転属
古代は加藤から報告の有った女性と顔が一致する事に気付き、声を掛ける。
「おっ、君、山本じゃないか?エンケラドゥスでゼロに乗ったっていう。あの時は助かったよ。ありがとう」
「いえ、自分は最善だと思う行動をしただけです」
双方共にパイロットの資格を有し、同じ機体に乗った事も有って会話が弾む。コスモゼロの機体の癖、性能、乗ってみた感想、搭載兵装について等、話題が尽きる事は無い。
だが、古代は全く気付いていないが、山本との会話が長引くにつれ、森の機嫌がどんどんと悪くなっていく。目的階につく頃には噴火寸前で、扉が開いた瞬間に出て行ってしまった。
「……何か怒らせるような事言ったかな」
森が硬い足音を鳴らしながら去っていく姿を見ながら、古代は首を傾げた。すると、山本が意を決した様な目で古代を見て「此の後、お時間よろしいでしょうか?」と言った。
「ん?あぁ、構わないよ」
古代としても彼女を引き抜く話が出来るので問題無いと告げた。第一艦橋等でする話でもないし、自室で話すのも問題なので後部観測室へ向かう。此の時間帯なら大体の場合、シフトの関係で誰も居ないので話すには一番もってこいの場所だ。
「で、何か用かい?」
「……私を、航空隊に転属させて下さい」
「えっ……」
自分が言おうと思っていた事を先に言われ、古代は面食らう。
「……駄目でしょうか?」
面食らって沈黙したのを、山本は別の意味に捉えたようだった。古代は此の絶好の機会を逃すまいと、山本が次の言葉を発する前に慌てて口を開く。
「否、駄目ではないよ。君みたいな腕の良いパイロットが来てくれるなら、百人力だ。とは言っても俺の一存では決められないから、艦長や航空隊隊長、主計長と話し合う必要があるけどね」
古代が山本を航空隊に引き抜くという事は、主計科から一人、欠員が出るという事だ。軍艦は戦闘である程度の欠員が出る事を想定してるので、一人欠けたからと言っていきなり機能不全になる訳では無い。

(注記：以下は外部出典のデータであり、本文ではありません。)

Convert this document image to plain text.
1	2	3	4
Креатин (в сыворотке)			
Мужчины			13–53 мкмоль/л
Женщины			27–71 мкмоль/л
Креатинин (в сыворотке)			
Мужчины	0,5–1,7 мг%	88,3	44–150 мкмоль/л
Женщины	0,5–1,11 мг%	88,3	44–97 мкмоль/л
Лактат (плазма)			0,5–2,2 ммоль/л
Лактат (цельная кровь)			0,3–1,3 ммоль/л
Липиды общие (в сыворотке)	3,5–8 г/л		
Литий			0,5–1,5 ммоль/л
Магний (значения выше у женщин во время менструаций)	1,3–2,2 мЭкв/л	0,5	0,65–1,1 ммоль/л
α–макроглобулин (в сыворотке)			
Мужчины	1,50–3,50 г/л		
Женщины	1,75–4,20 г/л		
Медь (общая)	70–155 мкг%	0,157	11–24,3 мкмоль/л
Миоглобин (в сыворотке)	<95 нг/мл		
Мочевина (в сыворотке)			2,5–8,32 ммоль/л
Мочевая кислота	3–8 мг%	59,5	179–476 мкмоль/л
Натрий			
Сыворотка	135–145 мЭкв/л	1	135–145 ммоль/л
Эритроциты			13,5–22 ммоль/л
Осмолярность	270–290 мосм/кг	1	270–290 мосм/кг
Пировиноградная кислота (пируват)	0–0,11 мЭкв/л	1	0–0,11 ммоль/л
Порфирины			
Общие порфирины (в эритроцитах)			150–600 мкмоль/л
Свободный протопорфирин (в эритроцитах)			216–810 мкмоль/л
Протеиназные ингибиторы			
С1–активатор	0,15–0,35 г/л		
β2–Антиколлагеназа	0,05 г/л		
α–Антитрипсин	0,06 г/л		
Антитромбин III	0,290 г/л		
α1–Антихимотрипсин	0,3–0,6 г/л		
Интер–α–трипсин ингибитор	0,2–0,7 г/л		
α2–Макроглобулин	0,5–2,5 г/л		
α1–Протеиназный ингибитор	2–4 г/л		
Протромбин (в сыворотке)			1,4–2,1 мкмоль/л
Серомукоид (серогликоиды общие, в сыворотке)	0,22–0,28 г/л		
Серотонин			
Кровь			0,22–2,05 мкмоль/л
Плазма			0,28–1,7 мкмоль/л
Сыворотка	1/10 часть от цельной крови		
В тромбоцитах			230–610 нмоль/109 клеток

それでも、一人居なくなれば其の分の仕事が他の者に皺寄せとして行く事は確実だし、其の所為で不平や不満の類が生まれる事も想像に難くない。そういった事を極力小さく抑える為に、事前の話し合いが必ず必要だ。
「是非、お願いします」
若干前のめりになり、飛び掛かって来そうにすら見える山本。加藤からエンケラドゥスでの事を報告された際、航空隊への配属を蹴ったのは加藤だと聞いた。其処に何か事情がある事は察せたので聞かなかったが、本人が此処迄、転属を希望しているのなら事情についても知る必要が有る。とは言っても山本に直接聞けば山本と加藤の間に軋轢が生まれてしまう可能性も有るので、話し合いの際に加藤に聞くのがベストだろう、と古代は判断した。
「分かった。結果が決り次第、連絡するよ」
「ありがとうございます!!」
山本が深々と頭を下げる。古代は山本と別れた後、直ぐに沖田、加藤、平田に声を掛け、山本を航空隊に転属させたい旨を打診した。